A Vietnamese BBQ family gathering is not complete without Vietnamese BBQ pork (nem nướng). Nướng directly translates to grilled and nem refers to sausage or patty. These grilled pork patties are sweet, strong in umami flavour, smoky, firm and bouncy in texture but, most importantly to me, a traditional Vietnamese dish that creates a sensory experience.
Sweetness is the dominant flavour when it comes to nem nướng, mainly due to the Tsurino seasoning powder. Savoury and peppery notes from fish sauce and a generous amount of garlic help cut through the sweetness. However, just as the cooking process is complete, glazing the nem nướng with honey adds a completely different dynamic to its sweetness and texture. The natural sweetness of honey can be differentiated from the sweet notes in the Tsurino seasoning powder, and when caramelised in the final stages of cooking, adds a slightly crispy and charred character to the already firm and bouncy nem nuong.
Like pork and prawn spring rolls, mum and I took control of the nem nướng section at every family BBQ. When I used to help mum, my role was to help with ‘working’ the mince in the mixing process. Mum claimed that this was critical to achieve the firm and bouncy texture signature to nem nuong. We would both sit for 30 minutes with a large mixing bowl and mix kilos of meat with our bare hands.
Now that I have moved out of home and discovered the world of stand mixers, that same amount of dedication is not necessary, although it’s a mother and son interaction I miss dearly. A stand mixer and a meat paddle blade is ideal to achieve the texture that defines nem nướng. Unlike Italian meatballs, nem nướng should not crumble or easily break apart. Because of this, when added to crispy Vietnamese bread rolls, chewy rice paper rolls or soft rice noodles, it adds to the textural complexity that is synonymous with Vietnamese cuisine.
At home, if you have time to spare, a stand mixer is not required. Mixing the pork by hand is a fun activity to involve kids in. The more hands the better! So, during the next school holidays do your family a favour, and let the kids help you achieve the perfect nem nướng texture and flavour!
Vietnamese BBQ Pork
1.5 kg pork shoulder, minced
30g cloves garlic, crushed
1 tablespoon Son fish sauce
2 ½ tablespoons sugar
350g Tusino curing powder
3 tablespoons honey
3 teaspoons oil
BBQ (or oven)
Stand mixer with paddle blade
Add all ingredients to stand mixer bowl and mix on low until well combined.

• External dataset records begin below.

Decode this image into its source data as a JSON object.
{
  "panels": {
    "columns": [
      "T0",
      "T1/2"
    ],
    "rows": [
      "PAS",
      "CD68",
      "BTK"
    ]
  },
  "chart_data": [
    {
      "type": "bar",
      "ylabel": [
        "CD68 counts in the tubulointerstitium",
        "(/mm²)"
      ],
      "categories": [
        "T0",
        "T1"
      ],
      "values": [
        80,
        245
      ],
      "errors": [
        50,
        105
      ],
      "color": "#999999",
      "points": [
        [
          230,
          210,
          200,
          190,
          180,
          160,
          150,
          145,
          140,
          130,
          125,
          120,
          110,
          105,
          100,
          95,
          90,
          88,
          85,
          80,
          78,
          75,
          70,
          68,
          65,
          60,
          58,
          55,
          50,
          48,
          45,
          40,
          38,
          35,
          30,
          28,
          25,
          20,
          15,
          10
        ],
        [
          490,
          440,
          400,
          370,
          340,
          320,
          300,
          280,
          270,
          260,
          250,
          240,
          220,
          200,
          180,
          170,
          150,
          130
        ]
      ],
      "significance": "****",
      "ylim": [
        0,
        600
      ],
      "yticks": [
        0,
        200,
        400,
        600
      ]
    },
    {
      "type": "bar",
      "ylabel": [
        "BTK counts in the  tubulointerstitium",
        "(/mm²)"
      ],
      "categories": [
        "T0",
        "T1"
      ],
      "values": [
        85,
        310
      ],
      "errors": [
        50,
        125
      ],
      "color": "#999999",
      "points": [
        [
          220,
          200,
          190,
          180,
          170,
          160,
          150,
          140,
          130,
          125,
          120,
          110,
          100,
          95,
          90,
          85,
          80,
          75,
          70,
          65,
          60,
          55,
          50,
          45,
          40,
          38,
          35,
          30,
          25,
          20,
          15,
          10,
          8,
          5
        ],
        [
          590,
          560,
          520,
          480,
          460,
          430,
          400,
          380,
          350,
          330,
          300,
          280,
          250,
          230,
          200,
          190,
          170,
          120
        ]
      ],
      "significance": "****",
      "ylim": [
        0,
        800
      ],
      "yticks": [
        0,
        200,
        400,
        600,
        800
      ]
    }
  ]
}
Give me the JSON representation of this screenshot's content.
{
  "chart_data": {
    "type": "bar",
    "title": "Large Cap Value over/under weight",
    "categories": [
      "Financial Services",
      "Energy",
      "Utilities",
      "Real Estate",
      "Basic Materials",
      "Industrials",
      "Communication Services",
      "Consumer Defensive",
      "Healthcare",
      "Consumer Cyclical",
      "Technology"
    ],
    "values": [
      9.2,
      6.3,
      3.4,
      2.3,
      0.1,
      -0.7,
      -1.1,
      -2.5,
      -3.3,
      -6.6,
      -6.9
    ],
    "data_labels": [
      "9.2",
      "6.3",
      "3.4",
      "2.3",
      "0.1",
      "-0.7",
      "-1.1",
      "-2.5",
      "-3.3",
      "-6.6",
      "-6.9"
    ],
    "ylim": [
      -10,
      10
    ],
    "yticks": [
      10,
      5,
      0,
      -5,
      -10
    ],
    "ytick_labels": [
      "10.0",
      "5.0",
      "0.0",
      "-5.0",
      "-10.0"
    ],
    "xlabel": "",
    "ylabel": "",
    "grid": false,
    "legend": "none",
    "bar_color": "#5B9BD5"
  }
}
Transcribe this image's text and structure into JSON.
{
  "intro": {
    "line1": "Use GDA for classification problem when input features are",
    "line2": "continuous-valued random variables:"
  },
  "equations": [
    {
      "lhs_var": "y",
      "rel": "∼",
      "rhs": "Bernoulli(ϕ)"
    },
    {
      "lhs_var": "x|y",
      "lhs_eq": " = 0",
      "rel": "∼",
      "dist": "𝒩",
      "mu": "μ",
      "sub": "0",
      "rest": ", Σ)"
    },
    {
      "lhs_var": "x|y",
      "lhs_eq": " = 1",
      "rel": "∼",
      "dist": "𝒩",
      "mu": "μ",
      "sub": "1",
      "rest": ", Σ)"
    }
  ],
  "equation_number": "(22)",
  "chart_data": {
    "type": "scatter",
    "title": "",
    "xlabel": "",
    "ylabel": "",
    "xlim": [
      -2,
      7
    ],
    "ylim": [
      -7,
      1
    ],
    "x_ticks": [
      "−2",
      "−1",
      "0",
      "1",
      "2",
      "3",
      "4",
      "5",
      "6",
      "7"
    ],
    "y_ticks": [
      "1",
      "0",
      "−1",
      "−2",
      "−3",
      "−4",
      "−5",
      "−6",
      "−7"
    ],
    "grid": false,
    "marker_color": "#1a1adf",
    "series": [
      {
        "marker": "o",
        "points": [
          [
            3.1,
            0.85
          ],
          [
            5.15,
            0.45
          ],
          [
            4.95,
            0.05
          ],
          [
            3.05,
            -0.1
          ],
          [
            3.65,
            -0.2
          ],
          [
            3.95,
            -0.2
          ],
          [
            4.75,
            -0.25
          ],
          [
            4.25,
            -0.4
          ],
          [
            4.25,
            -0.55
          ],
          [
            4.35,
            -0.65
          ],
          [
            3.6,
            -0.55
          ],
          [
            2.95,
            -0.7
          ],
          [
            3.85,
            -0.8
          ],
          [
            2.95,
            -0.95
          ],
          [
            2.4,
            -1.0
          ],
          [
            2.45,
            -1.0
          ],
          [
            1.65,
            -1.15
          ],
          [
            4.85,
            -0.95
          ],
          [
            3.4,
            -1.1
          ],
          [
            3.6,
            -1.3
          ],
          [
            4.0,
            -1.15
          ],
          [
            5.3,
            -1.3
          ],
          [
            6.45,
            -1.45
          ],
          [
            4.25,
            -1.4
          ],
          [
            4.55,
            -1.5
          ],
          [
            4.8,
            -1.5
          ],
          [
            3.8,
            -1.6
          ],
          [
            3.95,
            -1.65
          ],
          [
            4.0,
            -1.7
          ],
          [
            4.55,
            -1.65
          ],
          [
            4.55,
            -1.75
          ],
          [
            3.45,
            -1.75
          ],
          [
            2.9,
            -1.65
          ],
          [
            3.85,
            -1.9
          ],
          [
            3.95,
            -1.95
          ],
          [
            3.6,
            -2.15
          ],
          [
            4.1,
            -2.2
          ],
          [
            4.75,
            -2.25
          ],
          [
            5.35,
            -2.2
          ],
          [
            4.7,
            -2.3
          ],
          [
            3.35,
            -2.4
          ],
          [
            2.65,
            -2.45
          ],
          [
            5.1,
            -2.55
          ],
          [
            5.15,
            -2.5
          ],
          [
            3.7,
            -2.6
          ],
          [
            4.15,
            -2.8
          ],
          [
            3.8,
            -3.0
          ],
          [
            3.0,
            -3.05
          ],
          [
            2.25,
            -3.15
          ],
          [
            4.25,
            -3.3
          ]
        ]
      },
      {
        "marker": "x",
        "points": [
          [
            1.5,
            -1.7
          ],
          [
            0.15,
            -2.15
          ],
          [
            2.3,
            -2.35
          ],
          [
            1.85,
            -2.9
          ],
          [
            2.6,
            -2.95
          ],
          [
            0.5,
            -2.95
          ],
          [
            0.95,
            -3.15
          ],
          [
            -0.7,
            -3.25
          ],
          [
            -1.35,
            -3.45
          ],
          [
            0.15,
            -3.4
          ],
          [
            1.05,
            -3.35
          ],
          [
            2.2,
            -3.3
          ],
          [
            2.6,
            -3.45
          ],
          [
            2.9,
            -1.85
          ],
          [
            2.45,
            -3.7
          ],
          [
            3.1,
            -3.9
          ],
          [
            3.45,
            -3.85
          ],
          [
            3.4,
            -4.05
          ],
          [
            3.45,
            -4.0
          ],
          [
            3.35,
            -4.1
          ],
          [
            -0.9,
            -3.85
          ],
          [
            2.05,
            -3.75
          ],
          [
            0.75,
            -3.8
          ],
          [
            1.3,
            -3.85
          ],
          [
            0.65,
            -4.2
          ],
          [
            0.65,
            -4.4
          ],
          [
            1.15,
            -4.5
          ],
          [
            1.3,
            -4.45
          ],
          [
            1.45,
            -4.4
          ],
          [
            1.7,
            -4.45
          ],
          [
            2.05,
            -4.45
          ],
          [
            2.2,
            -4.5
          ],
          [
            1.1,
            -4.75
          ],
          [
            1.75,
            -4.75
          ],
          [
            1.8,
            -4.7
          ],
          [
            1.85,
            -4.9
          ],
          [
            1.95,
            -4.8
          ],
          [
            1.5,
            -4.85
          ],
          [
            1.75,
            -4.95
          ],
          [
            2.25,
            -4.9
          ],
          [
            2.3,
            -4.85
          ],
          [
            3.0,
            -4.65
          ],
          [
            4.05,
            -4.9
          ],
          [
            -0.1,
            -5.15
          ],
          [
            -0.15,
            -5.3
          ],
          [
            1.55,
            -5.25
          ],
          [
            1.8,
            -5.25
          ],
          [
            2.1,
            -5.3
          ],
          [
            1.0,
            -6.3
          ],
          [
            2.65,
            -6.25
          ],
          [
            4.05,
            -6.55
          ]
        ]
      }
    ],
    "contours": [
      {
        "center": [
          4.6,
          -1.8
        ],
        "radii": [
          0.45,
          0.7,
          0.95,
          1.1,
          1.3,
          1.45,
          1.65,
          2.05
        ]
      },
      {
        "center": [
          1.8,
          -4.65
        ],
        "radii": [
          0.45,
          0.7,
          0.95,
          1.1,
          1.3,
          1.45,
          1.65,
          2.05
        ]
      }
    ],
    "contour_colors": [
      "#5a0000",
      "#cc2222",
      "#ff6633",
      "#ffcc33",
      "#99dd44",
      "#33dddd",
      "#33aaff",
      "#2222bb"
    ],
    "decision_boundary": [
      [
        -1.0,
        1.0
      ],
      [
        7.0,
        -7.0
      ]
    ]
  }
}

Mix on medium-high until pork mince becomes elastic and sticky in texture (8-10 minutes).
Remove from stand mixer bowl and divide into three equal portions.
Shape each portion into large 2.5cm - 3cm thick patties.
Cook in an oven, or for best results, BBQ over charcoal.
Place in oven at 180°C for 20-25 minutes until internal temperature reaches 68°C.
Baste both sides with honey and return to oven at 220°C for 5 minutes.
Place on BBQ and cook on low-medium heat until internal temperature is 68°C.
Baste both sides with honey and BBQuntil internal temperature reaches 70°C.